As Ellie healed, her doctor and dentist advised that she was young to lose those two front teeth and raised concerns. The gap could lead to further issues as her adult teeth came in. There was the possibility that she would suffer ridicule from her peers, since Ellie would have this gap for a few years before all her classmates began losing them as well.
They recommended a flipper which is a removable partial denture. All I could do was worry about what to do! What was best for her? Would she suffer at the hands of unkind children? Would her future adult set of teeth be affected?
Well, I'm here to tell you that after much prayer and discussion, we decided we would allow her to go without the flipper and navigate her through the peer pressure as she got older. It became a bit of a problem with her speech because without the front teeth, her tongue was not used to sitting correctly and she began developing a lisp. Sure, it was cute but my mind wandered to worrying about unkind children.
All in all, she did not really suffer. It became a lesson where she learned resilience. Her adult teeth did come in crowded which led to extractions and braces but now, her smile is beautiful!
I did struggle with worry over this situation for many years as she grew up. We did have to suffer through countless questions when strangers saw how young she was without teeth. I would doubt and second guess our decisions. I learned how worry could strangle you if allowed to go on unchecked.
You can become overwhelmed by the circumstances that come in life. I have many friends that struggle with anxiety. I hate the token phrases thrown at them that "God has not given us a spirit of fear..." although we grasp onto that truth, it's easier said than done.
But Jesus does teach us in Matthew 6 how useless worry is. What can you accomplish by worrying? It becomes a weight on your shoulders. There comes a time as it did in this situation with my daughter, that you must get alone with God, seek and ask Him to help while reminding yourself to focus on His goodness. It's always helped me to use scripture and gratitude in my prayer time.

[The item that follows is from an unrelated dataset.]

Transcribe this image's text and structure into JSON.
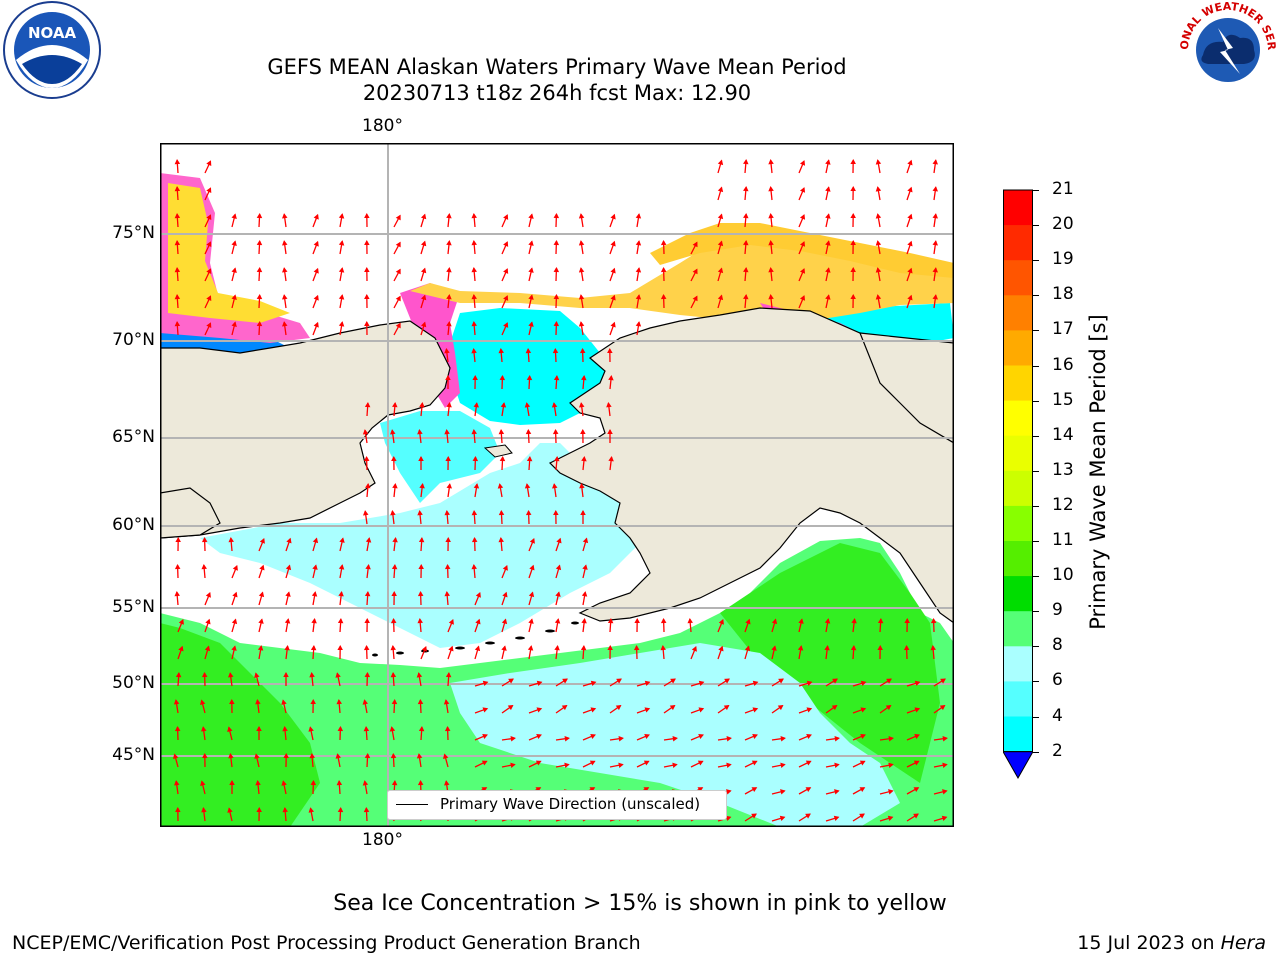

It's during these times of prayer that I realized the weight lifted off of my shoulders because He took it from me. I use this one often:
Cast all your worries and cares on God, for He cares about you. 1 Peter 5:7
The situation with my daughter was not the last time I would encounter this kind of emergency in our lives. Our youngest son, Aaron, suddenly could not walk. One minute our 5-year-old was running and playing, the next...crying on the ground that he couldn't get up! I screamed for my husband again and away we ran to the emergency room. This time it was a build-up of fluid surrounding his hip joint and doctors said he needed it to be drained by an enormous needle.
But THIS time, I was ready! As the doctor left the room, my husband and I turned to each other and and said, "Oh no he won't!!" We laid hands on that boy and prayed that God would spare him from such agony. The next time the doctors came in to CT Scan him, they said the fluid was gone and he would NOT need the procedure!!
What was the difference? Yes, God was there through both situations but my immediate reaction the second time was to put my faith in God. I fought the initial fear. I put my trust in God to provide a miracle!
I pray that during these next few months of extremely difficult things ahead, you will join me as I learn from Jesus who said, "Therefore, do not worry."
I trust because He has shown me His faithfulness. Try it. Put your trust in Him. He is trustworthy.